A lentidão do texto de Proust - em que pesem seus imensos (e jamais negados) méritos literários (e mesmo social, como grande cronista de toda uma época) fizeram com que sua obra permanecesse por mais de 60 anos inédita na tela. E a decisão da ex-atriz e produtora Nicole Stephane em transpor ao cinema ao menos um episódio do tempo proustiano esbarrou, como aqui já publicamos, em muitas dificuldades. Cineastas da sensibilidade e competência de René Clement, Luchino Visconti, Joseph Losey e Peter Brook, mesmo fascinados pelos personagens, não conseguiram levar adiante seus projetos.
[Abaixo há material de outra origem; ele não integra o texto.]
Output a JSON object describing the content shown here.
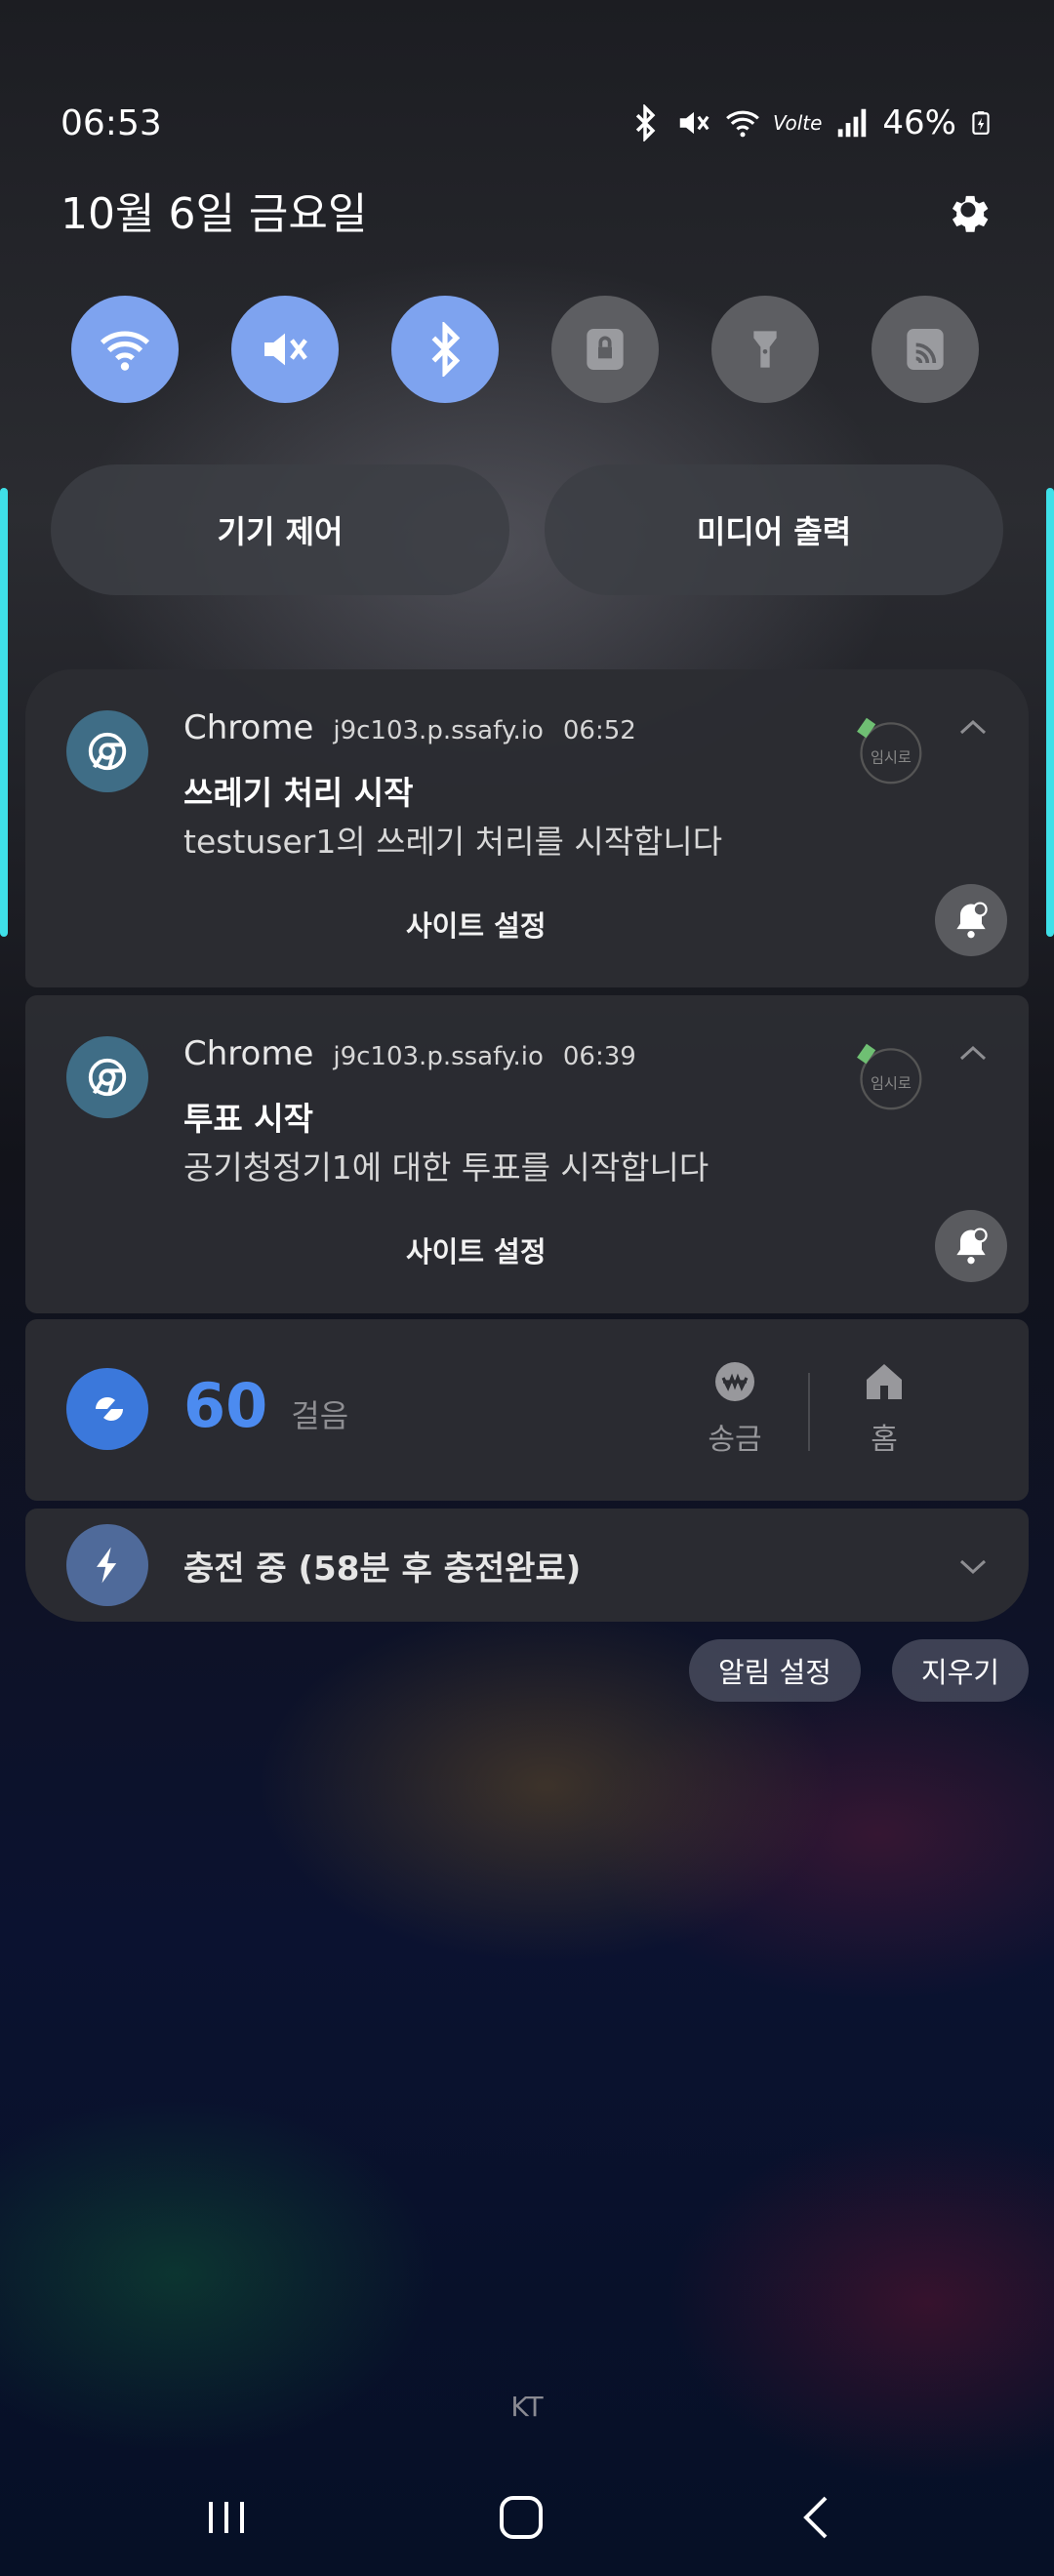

Portanto, quando um cineasta alemão, de 46 anos, vindo de um cinema político ("A Honra Perdida de Uma Mulher") e consagrado pela transposição de um notório romance alemão ("O Tambor", de Günther Grass) à tela (que valeu inclusive o Oscar de melhor filme estrangeiro) se dispos usando um roteiro que Jean-Claude Carrière havia iniciado em colaboração com Peter Brook (sete longa-metragens, mas um trabalho mais regular em teatro e óperas), a dar forma visual aos personagens de Proust, muitos chegaram a duvidar de bons resultados.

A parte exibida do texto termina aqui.